**Course:** STAT 24300=STAT 30750

**Title:** Numerical Linear Algebra

**Instructor(s):** Alexander Strang

**Teaching Assistant(s):** TBA

**Class Schedule:** Sec 1: MWF 12:40 PM–1:30 PM (Remote)

**Textbook(s):** Strang, *Linear Algebra and Its Applications*, 4th edition.

For those taking course as STAT 30750, in addition to Strang: Watkins, *Fundamentals of Matrix Computation*, 3rd edition.
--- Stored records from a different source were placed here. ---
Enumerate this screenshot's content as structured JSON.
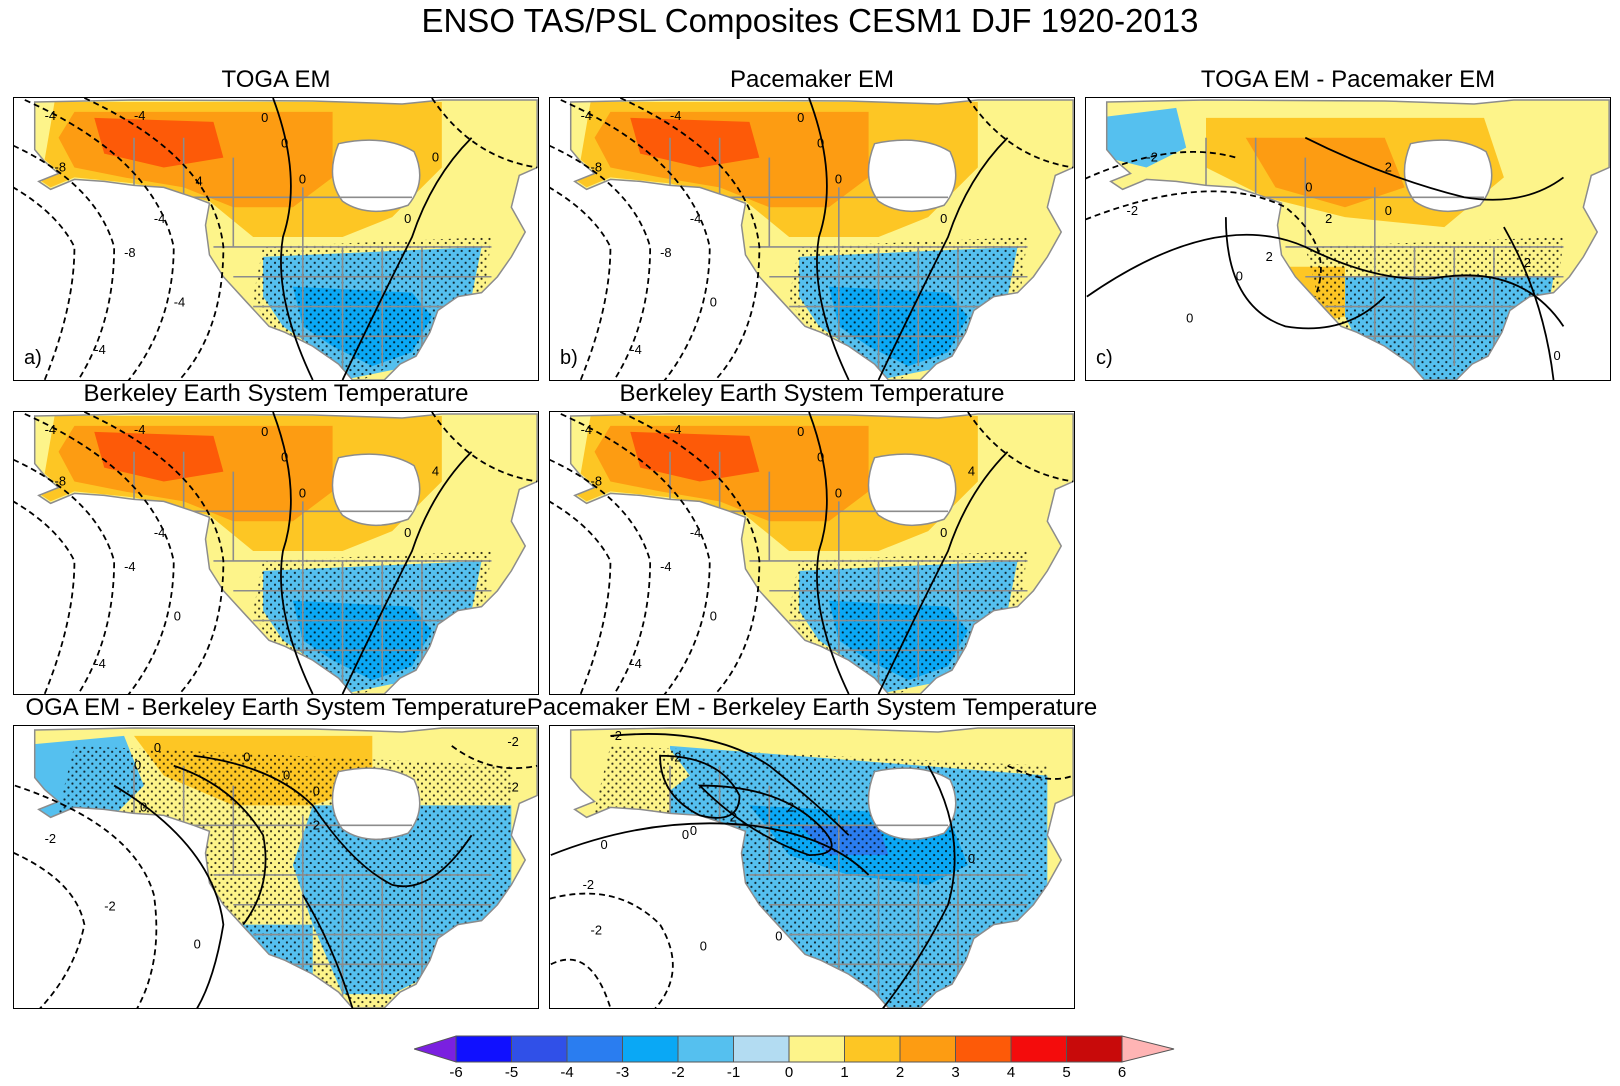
{
  "title": "ENSO TAS/PSL Composites CESM1 DJF 1920-2013",
  "panels": [
    {
      "title": "TOGA EM",
      "label": "a)",
      "variant": "warm-north",
      "contour_labels": [
        "-4",
        "-4",
        "-8",
        "-8",
        "-4",
        "-4",
        "-4",
        "0",
        "0",
        "0",
        "0",
        "0",
        "4"
      ]
    },
    {
      "title": "Pacemaker EM",
      "label": "b)",
      "variant": "warm-north",
      "contour_labels": [
        "-4",
        "-4",
        "-8",
        "-8",
        "-4",
        "-4",
        "0",
        "0",
        "0",
        "0",
        "0"
      ]
    },
    {
      "title": "TOGA EM - Pacemaker EM",
      "label": "c)",
      "variant": "diff-c",
      "contour_labels": [
        "-2",
        "-2",
        "0",
        "0",
        "0",
        "0",
        "2",
        "2",
        "2",
        "2",
        "0"
      ]
    },
    {
      "title": "Berkeley Earth System Temperature",
      "label": "",
      "variant": "warm-north",
      "contour_labels": [
        "-4",
        "-4",
        "-8",
        "-4",
        "-4",
        "-4",
        "0",
        "0",
        "0",
        "0",
        "0",
        "4"
      ]
    },
    {
      "title": "Berkeley Earth System Temperature",
      "label": "",
      "variant": "warm-north",
      "contour_labels": [
        "-4",
        "-4",
        "-8",
        "-4",
        "-4",
        "-4",
        "0",
        "0",
        "0",
        "0",
        "0",
        "4"
      ]
    },
    {
      "title": "OGA EM - Berkeley Earth System Temperature",
      "label": "",
      "variant": "diff-e",
      "contour_labels": [
        "0",
        "0",
        "0",
        "0",
        "-2",
        "-2",
        "0",
        "0",
        "2",
        "-2",
        "-2",
        "0"
      ]
    },
    {
      "title": "Pacemaker EM - Berkeley Earth System Temperature",
      "label": "",
      "variant": "diff-f",
      "contour_labels": [
        "-2",
        "-2",
        "0",
        "0",
        "-2",
        "2",
        "2",
        "0",
        "0",
        "-2",
        "0",
        "0"
      ]
    }
  ],
  "colorbar": {
    "ticks": [
      "-6",
      "-5",
      "-4",
      "-3",
      "-2",
      "-1",
      "0",
      "1",
      "2",
      "3",
      "4",
      "5",
      "6"
    ],
    "colors": [
      "#7a20e0",
      "#1010ff",
      "#3050e8",
      "#2a7df0",
      "#0aa8f5",
      "#55c0ef",
      "#b3dcf2",
      "#fdf48a",
      "#fdc624",
      "#fd9c12",
      "#fd5a08",
      "#f40c0c",
      "#c80a0a",
      "#ffb4b4"
    ]
  },
  "colors": {
    "land_outline": "#8c8c8c",
    "contour": "#000000",
    "stipple": "#000000"
  }
}
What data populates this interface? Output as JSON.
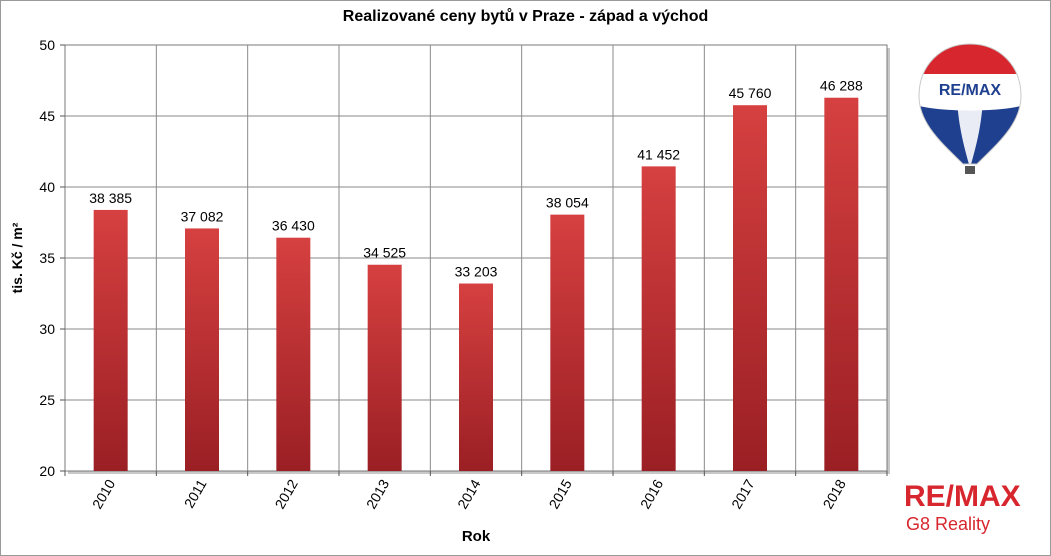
{
  "chart_data": {
    "type": "bar",
    "title": "Realizované ceny bytů v Praze - západ a východ",
    "xlabel": "Rok",
    "ylabel": "tis. Kč / m²",
    "ylim": [
      20,
      50
    ],
    "yticks": [
      20,
      25,
      30,
      35,
      40,
      45,
      50
    ],
    "categories": [
      "2010",
      "2011",
      "2012",
      "2013",
      "2014",
      "2015",
      "2016",
      "2017",
      "2018"
    ],
    "values": [
      38.385,
      37.082,
      36.43,
      34.525,
      33.203,
      38.054,
      41.452,
      45.76,
      46.288
    ],
    "data_labels": [
      "38 385",
      "37 082",
      "36 430",
      "34 525",
      "33 203",
      "38 054",
      "41 452",
      "45 760",
      "46 288"
    ],
    "grid": true,
    "legend": "none",
    "colors": {
      "bar_top": "#d64040",
      "bar_bottom": "#9a1f24"
    }
  },
  "logo": {
    "balloon_text": "RE/MAX",
    "brand_name": "RE/MAX",
    "brand_sub": "G8 Reality",
    "colors": {
      "red": "#d7262e",
      "blue": "#1f3f8f"
    }
  }
}
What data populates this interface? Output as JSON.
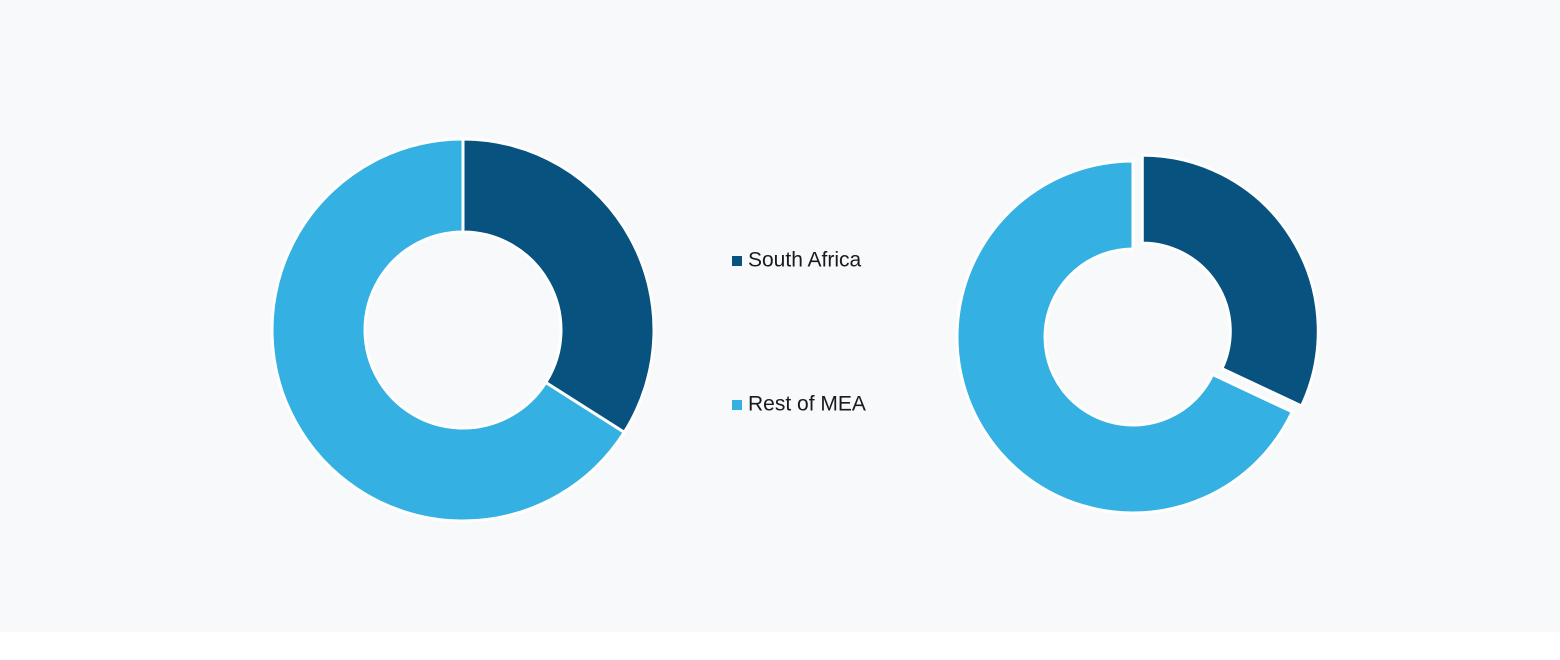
{
  "chart_data": [
    {
      "type": "donut",
      "categories": [
        "South Africa",
        "Rest of MEA"
      ],
      "values": [
        34,
        66
      ],
      "colors": [
        "#08527f",
        "#35b0e2"
      ]
    },
    {
      "type": "donut",
      "categories": [
        "South Africa",
        "Rest of MEA"
      ],
      "values": [
        32,
        68
      ],
      "colors": [
        "#08527f",
        "#35b0e2"
      ]
    }
  ]
}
**Description:** This course is devoted to the basic theory of linear algebra and its significant applications in scientific computing. The objective is to provide a working knowledge and hands-on experience of the subject suitable for graduate level work in statistics, econometrics, quantum mechanics, and numerical methods in scientific computing. Topics include Gaussian elimination, vector spaces, linear transformations and associated fundamental subspaces, orthogonality and projections, eigenvectors and eigenvalues, diagonalization of real symmetric and complex Hermitian matrices, the spectral theorem, and matrix decompositions (QR, Cholesky and Singular Value Decompositions). Systematic methods applicable in high dimensions and techniques commonly used in scientific computing are emphasized. Students enrolled in the graduate level STAT 30750 will have additional work in assignments, exams, and projects including applications of matrix algebra in statistics and numerical computations implemented in Matlab or R. Some programming exercises will appear as optional work for students enrolled in the undergraduate level STAT 24300.

**Prerequisite(s):** Multivariate calculus (MATH 15910 or MATH 16300 or MATH 16310 or MATH 19520 or MATH 20000 or MATH 20500 or MATH 20510 or MATH 20900 or PHYS 22100 or equivalent). Previous exposure to linear algebra is helpful.